Impactful Conclusions!

Real Quantitative Results!

  • Prior to the launch, users were processing approximately 30 reviews per day. Post launch, they are now processing 45 quality reviews a day on average. This large increase of throughput has exceeded expectations!
  • The redesign is helping auditors find claims easier that have a higher client savings from ingredient costs
  • There is recorded savings from 12 minutes to 7 minutes to complete a claim. This translates to a 2.5hr time savings per day per auditor!
  • User error has been greatly reduced due to more automation and reduction of clicks to complete a review
  • The time it takes for training new employees has been in half

Message from the the MIDAS supervisor and SME

This redesign has exceeded our teams' expectations. There were some metrics around reduced clicks and improved workflow, but the ease at which the users can now complete tasks is very impressive. In addition, onboarding new trainees will be much easier with this new process.

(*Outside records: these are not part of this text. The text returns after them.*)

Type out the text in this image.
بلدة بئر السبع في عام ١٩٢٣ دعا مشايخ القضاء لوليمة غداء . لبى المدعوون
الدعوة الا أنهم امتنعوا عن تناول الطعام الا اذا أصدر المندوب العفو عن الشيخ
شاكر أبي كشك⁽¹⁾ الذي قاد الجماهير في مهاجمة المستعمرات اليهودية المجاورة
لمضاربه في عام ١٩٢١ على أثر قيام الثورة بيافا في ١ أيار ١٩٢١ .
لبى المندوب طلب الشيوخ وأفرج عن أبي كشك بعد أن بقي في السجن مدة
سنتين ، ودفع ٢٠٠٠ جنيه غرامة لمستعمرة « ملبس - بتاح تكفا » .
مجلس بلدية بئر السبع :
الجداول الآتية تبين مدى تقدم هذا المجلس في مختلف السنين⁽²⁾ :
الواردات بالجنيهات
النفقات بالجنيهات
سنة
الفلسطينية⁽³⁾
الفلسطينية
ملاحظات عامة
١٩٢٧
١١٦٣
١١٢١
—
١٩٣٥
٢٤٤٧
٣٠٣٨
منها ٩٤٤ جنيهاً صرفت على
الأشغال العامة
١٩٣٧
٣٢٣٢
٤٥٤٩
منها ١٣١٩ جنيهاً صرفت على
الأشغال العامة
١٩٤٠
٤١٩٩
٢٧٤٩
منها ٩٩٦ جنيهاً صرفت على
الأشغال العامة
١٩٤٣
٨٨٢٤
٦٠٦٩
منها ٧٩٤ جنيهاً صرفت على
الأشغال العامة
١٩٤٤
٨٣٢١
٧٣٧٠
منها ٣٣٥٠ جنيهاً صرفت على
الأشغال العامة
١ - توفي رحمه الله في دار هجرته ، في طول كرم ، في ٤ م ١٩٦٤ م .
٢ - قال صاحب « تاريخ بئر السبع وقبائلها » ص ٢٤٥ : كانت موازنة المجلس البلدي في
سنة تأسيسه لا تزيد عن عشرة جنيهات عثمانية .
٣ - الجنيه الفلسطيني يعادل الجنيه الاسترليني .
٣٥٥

Thanks to everyone who took part in this endeavor!

Debbie - MIDAS & FWA Supervisor

So what's next?

The development team has built and launched this application and all the upfront collaboration with the users and usability testing has paid off with an engaging and delighful product for our clients and users. Next up... refining the application with some additional features that were not part of the MVP. Then rinse/repeat the design process!